Step 4 (Severe with corneal complications — scarring, filaments, persistent epithelial defects):
- Amniotic membrane transplantation for persistent epithelial defects.
- Keratoplasty for corneal scarring from DED complications (rare).

CLINICAL PEARL

Paradoxical reflex tearing — a patient who 'cries constantly' — is often dry eye. The gritty or burning sensation from an unstable tear film triggers lacrimal reflex secretion, which is aqueous-rich but unstable. The correct clinical response is NOT to reassure the patient that they 'can't be dry if they're tearing' — it is to perform TBUT and Schirmer's. The hook patient's TBUT of 6 seconds confirms evaporative DED; her Schirmer's of 14 mm confirms normal aqueous production. The diagnosis is evaporative dry eye from meibomian gland dysfunction — managed with warm compresses and lid hygiene, not simply more aqueous lubricants.

Clinical Decision-Making in Dry Eye

The management of DED is mechanism-matched. The clinical decision pathway starts with identifying whether the primary mechanism is aqueous deficiency, evaporative, or mixed.

A low Schirmer's test (<10 mm, particularly <5 mm) with a normal TBUT suggests aqueous-deficient DED → investigate for Sjögren's (anti-Ro/SSA, anti-La/SSB, salivary gland function), review all medications for secretion suppressors, and consider cyclosporine 0.05% as anti-inflammatory treatment.

A low TBUT (<10 sec) with near-normal Schirmer's test suggests evaporative DED from MGD → examine meibomian gland orifices on slit-lamp (capped, irregular, thickened with white obstructed meibum), warm compresses, lid hygiene, topical azithromycin, omega-3.

Both low Schirmer's AND low TBUT → mixed mechanism; both approaches required.
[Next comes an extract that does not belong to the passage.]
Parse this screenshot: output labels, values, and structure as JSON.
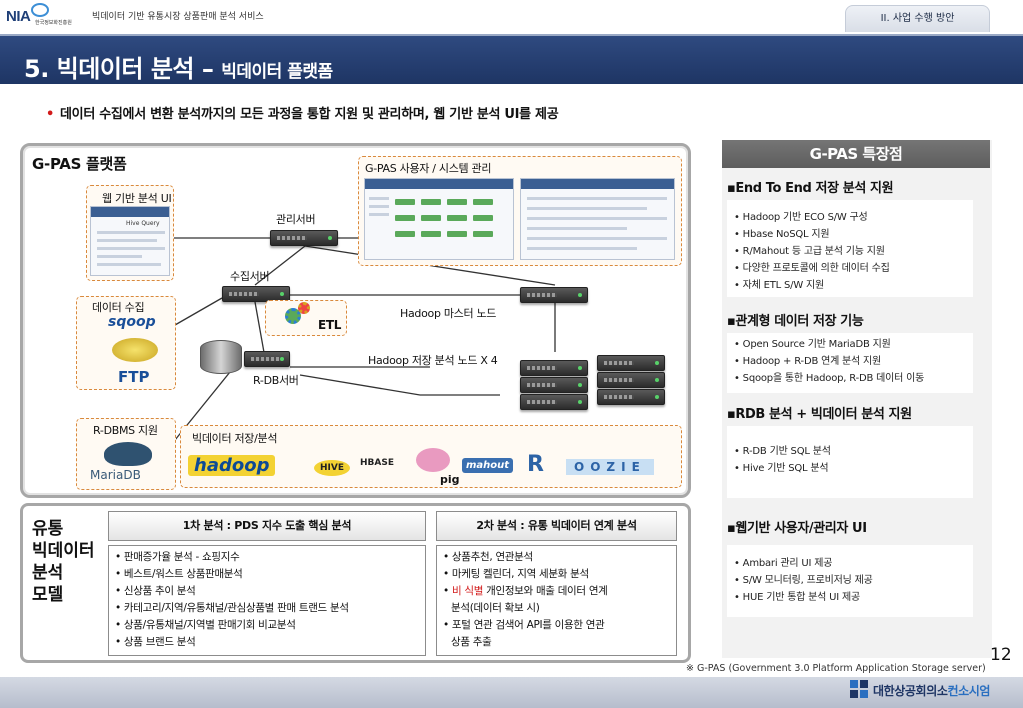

The severity of corneal staining (Oxford grading) guides escalation. A patient with grade III/IV punctate keratitis is a candidate for cyclosporine and possibly punctal occlusion, even if their symptoms have not yet escalated.

Special scenarios:
- Sjögren's syndrome with severe ADDE: cyclosporine + preservative-free lubricants + punctal occlusion + autologous serum if refractory. Rheumatology co-management for systemic disease.
- Lagophthalmos (facial nerve palsy): tape eyelids shut at night, moisture chamber spectacles, lubricating ointment at bedtime, consider tarsorrhaphy if corneal exposure is threatening vision.
- Medication-induced DED: Review and if possible discontinue the offending agent (antihistamine, antidepressant, beta-blocker). Substitute with DED-safe alternatives where clinically possible.
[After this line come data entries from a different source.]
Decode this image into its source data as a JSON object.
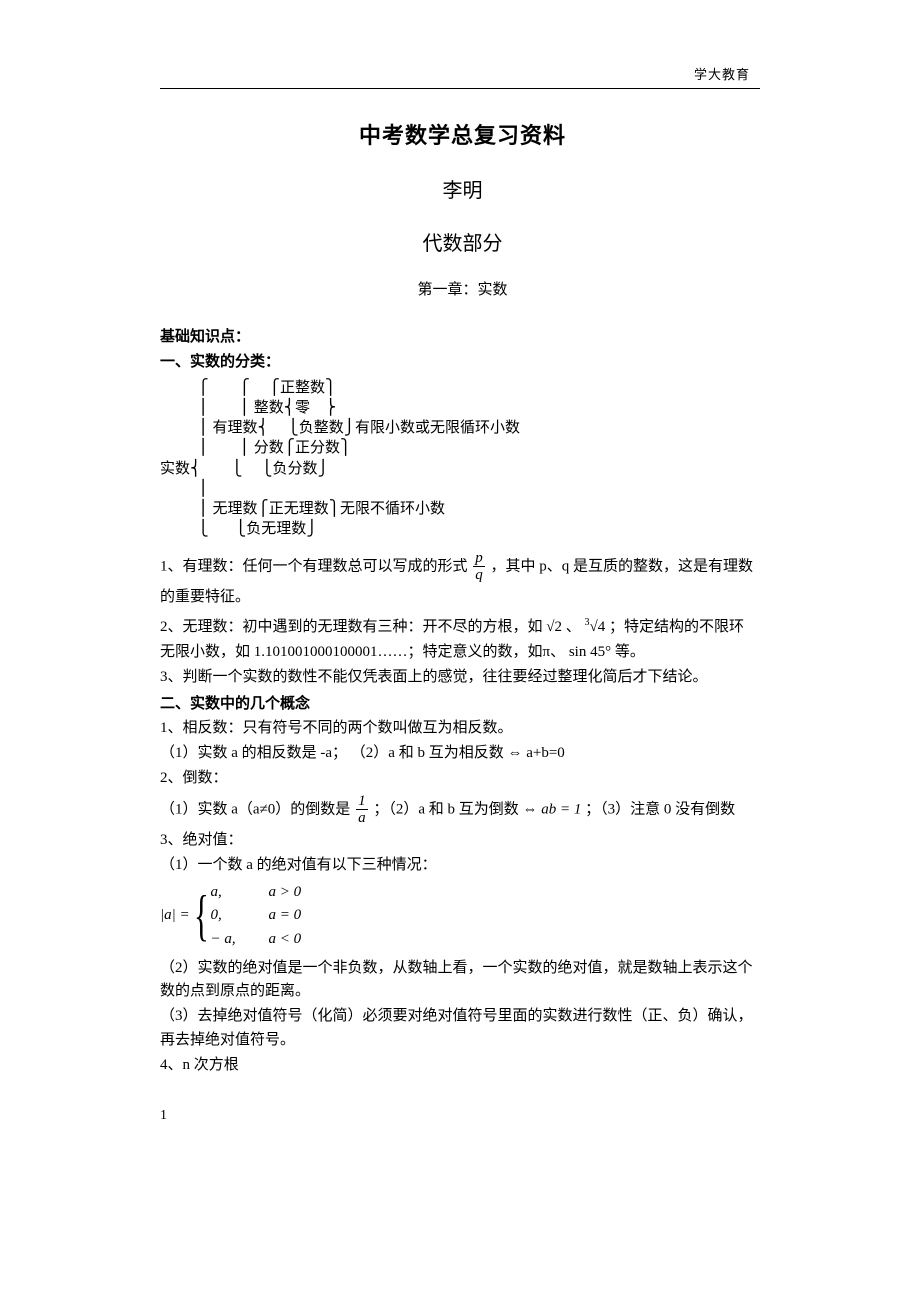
{
  "header": {
    "brand": "学大教育"
  },
  "title": "中考数学总复习资料",
  "author": "李明",
  "section": "代数部分",
  "chapter": "第一章：实数",
  "h_basic": "基础知识点：",
  "h1": "一、实数的分类：",
  "tree": "          ⎧        ⎧     ⎧正整数⎫\n          ⎪        ⎪ 整数⎨零    ⎬\n          ⎪ 有理数⎨     ⎩负整数⎭有限小数或无限循环小数\n          ⎪        ⎪ 分数⎧正分数⎫\n实数⎨        ⎩     ⎩负分数⎭\n          ⎪\n          ⎪ 无理数⎧正无理数⎫无限不循环小数\n          ⎩       ⎩负无理数⎭",
  "p1a": "1、有理数：任何一个有理数总可以写成的形式",
  "p1b": "，其中 p、q 是互质的整数，这是有理数",
  "p1c": "的重要特征。",
  "frac_pq": {
    "num": "p",
    "den": "q"
  },
  "p2a": "2、无理数：初中遇到的无理数有三种：开不尽的方根，如",
  "p2r1": "√2",
  "p2sep": "、",
  "p2r2_idx": "3",
  "p2r2": "√4",
  "p2b": "；特定结构的不限环",
  "p2c": "无限小数，如 1.101001000100001……；特定意义的数，如π、",
  "p2sin": "sin 45°",
  "p2d": " 等。",
  "p3": "3、判断一个实数的数性不能仅凭表面上的感觉，往往要经过整理化简后才下结论。",
  "h2": "二、实数中的几个概念",
  "c1": "1、相反数：只有符号不同的两个数叫做互为相反数。",
  "c1a": "（1）实数 a 的相反数是 -a；   （2）a 和 b 互为相反数 ⇔ a+b=0",
  "c2": "2、倒数：",
  "c2a_pre": "（1）实数 a（a≠0）的倒数是",
  "frac_1a": {
    "num": "1",
    "den": "a"
  },
  "c2a_mid": "；（2）a 和 b 互为倒数 ⇔ ",
  "c2a_eq": "ab = 1",
  "c2a_post": "；（3）注意 0 没有倒数",
  "c3": "3、绝对值：",
  "c3a": "（1）一个数 a 的绝对值有以下三种情况：",
  "abs_left": "|a| =",
  "abs_rows": [
    {
      "l": "a,",
      "r": "a > 0"
    },
    {
      "l": "0,",
      "r": "a = 0"
    },
    {
      "l": "− a,",
      "r": "a < 0"
    }
  ],
  "c3b": "（2）实数的绝对值是一个非负数，从数轴上看，一个实数的绝对值，就是数轴上表示这个数的点到原点的距离。",
  "c3c": "（3）去掉绝对值符号（化简）必须要对绝对值符号里面的实数进行数性（正、负）确认，再去掉绝对值符号。",
  "c4": "4、n 次方根",
  "pagenum": "1"
}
Self-Assessment: Dry Eye Disease

Consolidate your understanding with these scenarios.

Scenario 1: A 60-year-old woman with rheumatoid arthritis on methotrexate presents with burning and gritty eyes for 2 years. Schirmer I = 4 mm bilaterally. TBUT = 11 seconds. Rose bengal stains the conjunctiva moderately. Anti-Ro antibodies are positive. What is the classification of her DED and the management priorities? Answer: Aqueous-deficient DED (ADDE), secondary Sjögren's syndrome (in context of RA + positive anti-Ro). TBUT is normal, confirming primarily aqueous deficiency rather than evaporative. Management: preservative-free artificial tears frequently, topical cyclosporine 0.05%, punctal occlusion if inadequate response, ophthalmology + rheumatology co-management.

Scenario 2: A 35-year-old software engineer presents with burning eyes worsening after 4-hour screen sessions. TBUT = 5 sec. Schirmer I = 15 mm. Slit-lamp shows inspissated, irregular meibomian gland orifices and flaky debris at the lid margins. What is the classification and management? Answer: Evaporative DED from MGD/blepharitis. Normal aqueous production (Schirmer 15 mm), unstable tear film (TBUT 5 sec). Management: warm compresses daily (2 mins, lid massage), lid scrubs, topical azithromycin 1% ointment at lid margin, oral omega-3, advise 20-20-20 rule for screen use (every 20 minutes, look 20 feet away for 20 seconds to normalise blink rate).

Scenario 3: Name all three layers of the tear film, their secreting source, and what happens to the tear film when each layer is deficient. Check: Lipid (meibomian glands) → deficient: rapid evaporation (EDE). Aqueous (main lacrimal + accessory glands) → deficient: insufficient volume (ADDE). Mucin (goblet cells) → deficient: aqueous doesn't spread uniformly, localised drying despite normal aqueous output (mucin-deficient DED).